(P-054) Effects of WNT-inhibition and Activin A on Developmental Competency and Pluripotency Markers of Bovine Haploid Parthenogenetic Embryos.

Abstract Authors: Luis Aguila, Felipe Perez, Cecilia Valencia, Maria Elena Arias, Ricardo Felmer

Abstract Text: Haploid embryonic stem cell lines (ESC) from haploid parthenogenetic embryos (HPE) have been obtained in mice and humans. However, most bovine HPE (bHPE) undergo developmental arrest before reaching the blastocyst stage, which precludes their use for deriving ESC. Therefore, the present study aimed to investigate whether supplementing the in vitro culture IVC medium with CHIR99021 or Activin A (AA) affects the developmental competence and pluripotency markers of bHPE. To do this, bHPE embryos were produced by incubation with 5 μM of ionomycin for 5 min followed by culture for 5 h in cycloheximide (CHX). A group of diploid parthenogenetic embryos cultured in 6-DMAP instead of CHX was included as a control group. Treatments with CHIR99021 (3 μM, GSK3B-inhibitor) and Activin A (20 ng/mL, AA) were performed from Day 5 onward using a serum-free culture medium (SFCM) system. Morulas cultured in 0.001% of DMSO were used as the vehicle control. Embryo development was assessed at 48 h (cleavage), 120 h (morula), and 192 h (blastocyst). Morphological quality and immunostaining analysis of total cells and pluripotency markers (CDX2, SOX2, GATA2, and NANOG) were performed at the blastocyst stage. Our results showed that the SFCM did not affect the developmental potential or cell allocation into the inner cell mass (ICM) and trophectoderm (TE) of diploid parthenogenetic embryos.

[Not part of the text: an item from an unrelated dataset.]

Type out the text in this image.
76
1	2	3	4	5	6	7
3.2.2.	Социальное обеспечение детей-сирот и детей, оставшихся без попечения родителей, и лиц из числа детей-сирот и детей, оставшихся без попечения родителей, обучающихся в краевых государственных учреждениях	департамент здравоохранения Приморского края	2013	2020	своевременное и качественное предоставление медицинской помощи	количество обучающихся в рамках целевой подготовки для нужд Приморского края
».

Although there was a tendency (p >0.05) for a higher blastulation rate of bHPE with AA (77%) compared to the control DMSO group (55%), all groups of bHPE showed similar blastulation rate (range: 55%-77%) and levels of pluripotency markers (p >0.05). These data show that GSK3B inhibition and AA do not improve blastulation and expression of markers associated with embryonic pluripotency of bovine haploid parthenogenetic embryos. Further studies will be focused on evaluating the effects of these small molecules on the derivation of haploid embryonic stem cell lines. Grant support: ANID – FONDECYT INICIACION 11230091.